William Ellery Leonard Jan 29, 1876 - May 2, 1944
English Professor & Poet
His first wife Charlotte Freeman, the daughter of his landlord, committed suicide
The former Leonard House on Adams steet in Madison
Leonard suffered from agoraphobia, caused by being scared by a locomotive as a child. This condition once kept him confined
to the area of his home and campus but then increased to the point that in the last years of his life he conducted all
lectures from his home. In his psychological autobiography, The Locomotive God, he probed his agoraphobia
Leonard was "among the very few most distinguished American poets." He spoke Icelandic, Norwegian, German, French and Swedish, and was an
expert on Greek and Roman literature. He received his Ph.D. from Columbia and came to the UW in 1906. He authored two plays dealing with
Wisconsin history - Glory of the Morning, and Red Bird.
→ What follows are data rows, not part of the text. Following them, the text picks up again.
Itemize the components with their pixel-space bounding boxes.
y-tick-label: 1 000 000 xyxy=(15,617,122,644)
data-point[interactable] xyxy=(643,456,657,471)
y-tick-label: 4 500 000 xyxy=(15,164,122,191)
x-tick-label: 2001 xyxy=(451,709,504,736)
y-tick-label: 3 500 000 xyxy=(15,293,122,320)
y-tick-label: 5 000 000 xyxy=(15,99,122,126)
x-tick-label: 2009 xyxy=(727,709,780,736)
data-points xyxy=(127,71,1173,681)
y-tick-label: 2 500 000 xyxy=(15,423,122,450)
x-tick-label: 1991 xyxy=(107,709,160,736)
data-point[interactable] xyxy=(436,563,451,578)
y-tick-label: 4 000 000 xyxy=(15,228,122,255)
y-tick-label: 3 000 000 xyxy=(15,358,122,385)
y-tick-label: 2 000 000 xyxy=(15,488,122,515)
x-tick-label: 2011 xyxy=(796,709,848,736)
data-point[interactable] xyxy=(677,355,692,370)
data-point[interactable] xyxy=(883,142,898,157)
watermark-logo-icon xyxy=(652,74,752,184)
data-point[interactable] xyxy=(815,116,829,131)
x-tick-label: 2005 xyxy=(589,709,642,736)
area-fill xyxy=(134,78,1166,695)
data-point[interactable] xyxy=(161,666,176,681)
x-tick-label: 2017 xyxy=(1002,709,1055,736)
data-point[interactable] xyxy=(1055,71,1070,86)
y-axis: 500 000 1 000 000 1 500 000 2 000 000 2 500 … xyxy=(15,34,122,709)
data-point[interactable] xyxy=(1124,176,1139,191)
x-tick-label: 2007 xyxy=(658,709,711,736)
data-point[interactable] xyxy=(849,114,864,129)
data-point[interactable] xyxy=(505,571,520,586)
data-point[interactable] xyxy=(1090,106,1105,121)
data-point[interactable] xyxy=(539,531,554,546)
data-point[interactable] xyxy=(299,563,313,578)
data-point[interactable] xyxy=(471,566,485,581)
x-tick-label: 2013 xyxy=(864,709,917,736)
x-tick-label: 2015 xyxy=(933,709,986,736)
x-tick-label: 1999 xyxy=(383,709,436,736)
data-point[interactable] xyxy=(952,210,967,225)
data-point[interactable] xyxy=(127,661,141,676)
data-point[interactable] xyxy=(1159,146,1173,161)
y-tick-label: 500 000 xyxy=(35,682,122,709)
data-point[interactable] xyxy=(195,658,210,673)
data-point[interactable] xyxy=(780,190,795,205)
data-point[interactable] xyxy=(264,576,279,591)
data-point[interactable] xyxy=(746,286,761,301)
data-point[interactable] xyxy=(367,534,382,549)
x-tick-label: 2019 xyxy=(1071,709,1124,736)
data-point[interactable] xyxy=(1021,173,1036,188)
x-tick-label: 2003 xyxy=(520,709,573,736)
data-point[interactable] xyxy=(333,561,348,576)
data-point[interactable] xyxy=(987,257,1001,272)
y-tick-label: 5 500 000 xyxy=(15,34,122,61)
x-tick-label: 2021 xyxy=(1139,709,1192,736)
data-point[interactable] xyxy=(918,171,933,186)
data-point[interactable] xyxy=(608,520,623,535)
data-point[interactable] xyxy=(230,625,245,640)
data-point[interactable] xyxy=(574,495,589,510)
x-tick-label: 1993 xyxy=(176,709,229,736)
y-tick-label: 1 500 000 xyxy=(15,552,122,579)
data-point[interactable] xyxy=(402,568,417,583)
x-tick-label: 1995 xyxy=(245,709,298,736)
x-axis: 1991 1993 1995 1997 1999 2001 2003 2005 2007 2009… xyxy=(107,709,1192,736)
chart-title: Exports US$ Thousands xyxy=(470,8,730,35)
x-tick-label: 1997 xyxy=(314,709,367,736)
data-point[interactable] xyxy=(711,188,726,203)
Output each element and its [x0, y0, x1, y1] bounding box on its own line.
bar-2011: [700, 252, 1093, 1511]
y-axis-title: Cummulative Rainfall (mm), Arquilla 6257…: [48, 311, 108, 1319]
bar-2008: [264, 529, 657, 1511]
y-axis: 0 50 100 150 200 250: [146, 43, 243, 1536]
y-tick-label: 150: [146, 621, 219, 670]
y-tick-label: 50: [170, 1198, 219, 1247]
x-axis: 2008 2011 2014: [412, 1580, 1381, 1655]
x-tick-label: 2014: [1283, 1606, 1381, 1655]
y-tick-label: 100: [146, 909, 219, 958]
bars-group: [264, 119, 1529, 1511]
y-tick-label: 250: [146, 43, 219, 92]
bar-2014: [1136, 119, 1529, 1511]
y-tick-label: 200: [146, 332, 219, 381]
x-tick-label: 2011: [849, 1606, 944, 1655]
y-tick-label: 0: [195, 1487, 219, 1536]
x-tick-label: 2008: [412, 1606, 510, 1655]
His poetry included Two Lives, the story of the Freeman family, recognized as one
of the outstanding sonnet sequences of the twentieth century.
When young he was scalded by steam from a train; the incident caused him great insecurity. He "snapped" one day after hearing the whistle
of a locomotive while investigating effigy mounds with his friend Charles E. Brown; thereafter, he rarely journeyed farther from his house
than a six-block area bounded by Langdon and Park streets. He probed this phobia in a remarkable book called The Locomotive God, used by
some universities as a psychology textbook.
Leonard was married to Charlotte Charlton from 1914 to 1934. They remarried in 1940. In between, from 1935 to 1937, he was married to Grace Golden.